Las sandalias del Esposo (3)

¿Por qué no es digno Juan de agacharse para desatar las correas de las sandalias de Jesús? Parece una insistencia triple en la humildad de Juan: Desatar el calzado como gesto de un esclavo, agacharse como signo de humillación y, a pesar de todo, no considerarse digno ni siquiera de realizar estos gestos. Cuando llega Jesús, el Precursor sabe reconocer toda su pequeñez.

Pero, en la tradición hermenéutica de la Iglesia, debajo de esta frase enigmática de Juan el Bautista, se ha querido ver un misterio más hondo, una sugerencia de sentido que va más allá de lo moral y de lo evidente. San Jerónimo lo dice explícitamente: “Aquí aparece claramente un signo de humildad; es como decir: no soy digno siquiera de ser su siervo. Pero en estas sencillas palabras se nos revela otro misterio”. Debajo del texto está la ley del levirato que aparece descrita en el libro del Deuteronomio y narrada en el relato de Rut. Cuando un israelita moría sin descendencia, era obligación de su pariente más cercano tomar a la viuda por esposa para dar descendencia al marido muerto. Si algún pariente no cumplía con su obligación, la viuda le quitaba la sandalia y le golpeaba en la cara. De esta manera, otro podía acudir a cumplir con el deber del levirato.

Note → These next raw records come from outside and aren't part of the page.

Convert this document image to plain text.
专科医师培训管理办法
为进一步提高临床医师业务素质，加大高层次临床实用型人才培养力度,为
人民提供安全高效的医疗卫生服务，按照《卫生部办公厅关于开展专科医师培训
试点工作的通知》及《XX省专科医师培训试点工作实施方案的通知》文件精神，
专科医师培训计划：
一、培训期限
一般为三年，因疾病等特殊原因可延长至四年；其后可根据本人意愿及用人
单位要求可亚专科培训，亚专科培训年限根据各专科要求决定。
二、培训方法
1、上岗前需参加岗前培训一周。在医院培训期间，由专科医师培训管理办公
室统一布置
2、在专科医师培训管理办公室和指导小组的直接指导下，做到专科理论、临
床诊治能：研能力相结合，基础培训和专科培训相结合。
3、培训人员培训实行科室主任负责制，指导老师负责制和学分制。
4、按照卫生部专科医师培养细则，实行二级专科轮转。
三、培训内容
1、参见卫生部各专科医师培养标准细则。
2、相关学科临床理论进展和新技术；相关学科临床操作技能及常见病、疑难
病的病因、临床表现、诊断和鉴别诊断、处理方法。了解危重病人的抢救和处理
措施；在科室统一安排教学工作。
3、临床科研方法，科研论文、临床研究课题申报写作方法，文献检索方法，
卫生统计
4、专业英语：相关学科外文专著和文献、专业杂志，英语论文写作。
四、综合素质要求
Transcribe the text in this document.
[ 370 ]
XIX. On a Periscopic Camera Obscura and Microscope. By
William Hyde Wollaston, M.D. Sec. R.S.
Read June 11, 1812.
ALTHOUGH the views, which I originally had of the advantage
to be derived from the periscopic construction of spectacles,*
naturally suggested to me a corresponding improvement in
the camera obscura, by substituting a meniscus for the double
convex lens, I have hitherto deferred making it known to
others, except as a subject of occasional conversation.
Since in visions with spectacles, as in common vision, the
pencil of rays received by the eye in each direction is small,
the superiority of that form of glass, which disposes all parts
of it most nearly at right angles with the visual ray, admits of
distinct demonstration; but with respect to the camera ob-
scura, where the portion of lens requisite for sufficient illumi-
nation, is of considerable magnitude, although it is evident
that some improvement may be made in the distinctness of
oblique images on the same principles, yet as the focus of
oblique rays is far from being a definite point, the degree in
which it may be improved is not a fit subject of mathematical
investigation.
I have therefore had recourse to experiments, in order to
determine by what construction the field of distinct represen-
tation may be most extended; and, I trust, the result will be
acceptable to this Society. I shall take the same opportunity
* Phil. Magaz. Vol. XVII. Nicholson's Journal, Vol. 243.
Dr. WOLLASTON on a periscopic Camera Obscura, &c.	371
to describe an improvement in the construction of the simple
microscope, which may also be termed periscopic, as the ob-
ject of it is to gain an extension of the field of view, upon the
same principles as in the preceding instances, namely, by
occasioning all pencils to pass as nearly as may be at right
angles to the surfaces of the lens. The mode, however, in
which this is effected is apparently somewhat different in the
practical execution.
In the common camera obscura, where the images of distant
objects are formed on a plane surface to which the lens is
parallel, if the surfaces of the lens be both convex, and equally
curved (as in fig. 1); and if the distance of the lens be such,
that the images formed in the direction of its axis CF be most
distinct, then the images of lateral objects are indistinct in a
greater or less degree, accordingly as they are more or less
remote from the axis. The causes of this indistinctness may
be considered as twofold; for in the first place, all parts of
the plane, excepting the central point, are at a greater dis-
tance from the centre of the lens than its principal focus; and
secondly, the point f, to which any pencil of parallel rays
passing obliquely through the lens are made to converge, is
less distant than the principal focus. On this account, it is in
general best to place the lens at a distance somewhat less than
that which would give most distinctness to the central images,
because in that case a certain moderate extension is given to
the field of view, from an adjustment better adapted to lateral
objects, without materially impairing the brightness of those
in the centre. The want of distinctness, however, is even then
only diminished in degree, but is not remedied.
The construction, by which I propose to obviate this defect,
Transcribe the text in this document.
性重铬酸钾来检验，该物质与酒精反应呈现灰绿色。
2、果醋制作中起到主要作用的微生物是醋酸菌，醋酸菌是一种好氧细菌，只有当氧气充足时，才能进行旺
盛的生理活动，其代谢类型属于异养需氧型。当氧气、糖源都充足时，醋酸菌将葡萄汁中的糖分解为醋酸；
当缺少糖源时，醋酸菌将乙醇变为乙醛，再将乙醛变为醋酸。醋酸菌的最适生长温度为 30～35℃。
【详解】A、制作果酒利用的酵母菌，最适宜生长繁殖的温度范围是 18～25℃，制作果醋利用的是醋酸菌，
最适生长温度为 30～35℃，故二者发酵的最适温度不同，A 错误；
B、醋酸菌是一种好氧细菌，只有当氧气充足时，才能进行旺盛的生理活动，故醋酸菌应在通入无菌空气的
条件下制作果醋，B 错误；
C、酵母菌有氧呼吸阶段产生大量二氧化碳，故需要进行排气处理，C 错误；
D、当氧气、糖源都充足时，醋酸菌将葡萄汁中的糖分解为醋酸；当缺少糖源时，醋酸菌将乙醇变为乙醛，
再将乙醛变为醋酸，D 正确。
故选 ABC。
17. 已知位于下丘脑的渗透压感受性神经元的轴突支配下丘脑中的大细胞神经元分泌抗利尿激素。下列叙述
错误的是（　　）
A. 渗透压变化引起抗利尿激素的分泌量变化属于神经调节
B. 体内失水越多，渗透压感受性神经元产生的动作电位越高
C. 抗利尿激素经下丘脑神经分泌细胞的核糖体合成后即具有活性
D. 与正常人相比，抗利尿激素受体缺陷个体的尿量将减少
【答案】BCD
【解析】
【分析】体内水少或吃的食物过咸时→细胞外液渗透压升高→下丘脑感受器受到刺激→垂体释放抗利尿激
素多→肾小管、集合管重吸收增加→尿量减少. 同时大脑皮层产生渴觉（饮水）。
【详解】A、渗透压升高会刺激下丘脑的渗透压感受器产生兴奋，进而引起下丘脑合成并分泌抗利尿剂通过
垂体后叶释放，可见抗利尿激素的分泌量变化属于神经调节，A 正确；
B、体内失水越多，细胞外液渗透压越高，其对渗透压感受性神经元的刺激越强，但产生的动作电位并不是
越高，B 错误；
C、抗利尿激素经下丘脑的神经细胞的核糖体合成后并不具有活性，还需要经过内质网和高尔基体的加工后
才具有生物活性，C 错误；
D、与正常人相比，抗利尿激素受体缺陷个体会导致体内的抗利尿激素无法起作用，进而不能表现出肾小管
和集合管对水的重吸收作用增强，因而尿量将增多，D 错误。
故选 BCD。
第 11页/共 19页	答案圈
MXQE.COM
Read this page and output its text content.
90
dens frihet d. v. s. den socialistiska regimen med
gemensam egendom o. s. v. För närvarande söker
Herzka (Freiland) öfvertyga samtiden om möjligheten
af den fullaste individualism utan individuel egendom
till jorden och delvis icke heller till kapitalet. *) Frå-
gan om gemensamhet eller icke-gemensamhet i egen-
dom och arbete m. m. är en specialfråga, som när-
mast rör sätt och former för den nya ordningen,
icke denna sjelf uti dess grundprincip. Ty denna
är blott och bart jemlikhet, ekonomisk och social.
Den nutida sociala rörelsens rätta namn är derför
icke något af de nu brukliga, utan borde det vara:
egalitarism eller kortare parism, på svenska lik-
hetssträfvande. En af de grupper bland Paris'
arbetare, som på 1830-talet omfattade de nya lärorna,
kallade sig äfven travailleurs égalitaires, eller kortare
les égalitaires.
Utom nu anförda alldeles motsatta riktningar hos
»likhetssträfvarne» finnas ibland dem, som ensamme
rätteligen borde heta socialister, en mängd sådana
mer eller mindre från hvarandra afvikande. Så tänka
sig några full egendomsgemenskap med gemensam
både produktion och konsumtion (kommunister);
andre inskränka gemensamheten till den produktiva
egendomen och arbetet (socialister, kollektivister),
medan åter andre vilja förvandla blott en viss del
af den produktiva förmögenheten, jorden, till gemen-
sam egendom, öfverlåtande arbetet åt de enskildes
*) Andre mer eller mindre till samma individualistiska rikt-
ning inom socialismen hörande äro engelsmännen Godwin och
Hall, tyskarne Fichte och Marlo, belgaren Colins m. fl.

San Jerónimo, y muchos otros, relacionan el gesto de Juan el Bautista con este rito, y parafrasean la frase de Juan: “Él (Jesús) tiene por esposa a la Iglesia, yo soy simplemente el amigo del esposo: no puedo, siguiendo la ley, desatar la correa de su sandalia, porque él no ha rechazado a la Iglesia por esposa”.

¿Qué conciencia tenía Juan del tiempo que estaba viviendo? ¿Por qué se fue al desierto, por qué predicaba y bautizaba? La clave nos la da el profeta Isaías: “Una voz grita en el desierto: ‘Preparad el camino al Señor”. Juan tenía conciencia de que estaban llegando los tiempos finales y se consideraba un “enviado por delante”. El Mesías está a punto de llegar, viene como varón, como novio, para desposar a Israel en una alianza bella y definitiva.

Algunos judíos se han confundido: piensan que Juan es el Mesías; pero él corrige su perspectiva: el Mesías está por llegar, él solo es voz y prepara el camino; él no es quién para llevarse a la novia, no puede suplantar al verdadero levir, al que llega para rescatar a la viuda; al contrario, como Josué y como Moisés, es él quien debería quitarse las sandalias por pisar el terreno sagrado del final de los tiempos.

El esposo viene; pero, ¿dónde está la esposa? La está preparando el mismo Juan. Está reuniendo al pueblo fiel para, como novia ante la boda, lavarse con agua y vestirse con la dignidad requerida por el momento.

¿Sabrá la esposa responder fielmente al esposo que llega? Algunos de los discípulos de Juan se fueron con Jesús: entendieron el mensaje y se fueron con el Mesías. Pero muchos no lo entendieron así. Por eso, el esposo envió a muchos mensajeros después de Juan para que convocaran un nuevo pueblo que participara en el banquete de bodas del Mesías.

Hoy, en Adviento, seguimos invocando a Juan el Bautista. Con él, nos sentimos esposa llamada porque está a punto de llegar el Novio. El amigo nos prepara: con su palabra, con sus gestos, gritando a nuestras rutinas, hablándole, despacio, al corazón. Somos Jerusalén engalanada, en preparativo festivo, somos ciudad visitada, somos viuda rescatada.

Muchos, en Israel, declinaban la responsabilidad del levirato: no querían responsabilidades para dar descendencia a otro. Hoy, tal vez, vivimos también bajo el signo de los que no quieren acoger esposa ni darle descendencia. En este tiempo de pocos matrimonios y escasa fecundidad, el símbolo del Adviento se hace profecía que interroga a nuestras seguridades: el Señor viene como esposo y necesita amigos que le ayuden, como Juan, a preparar a su esposa para la boda.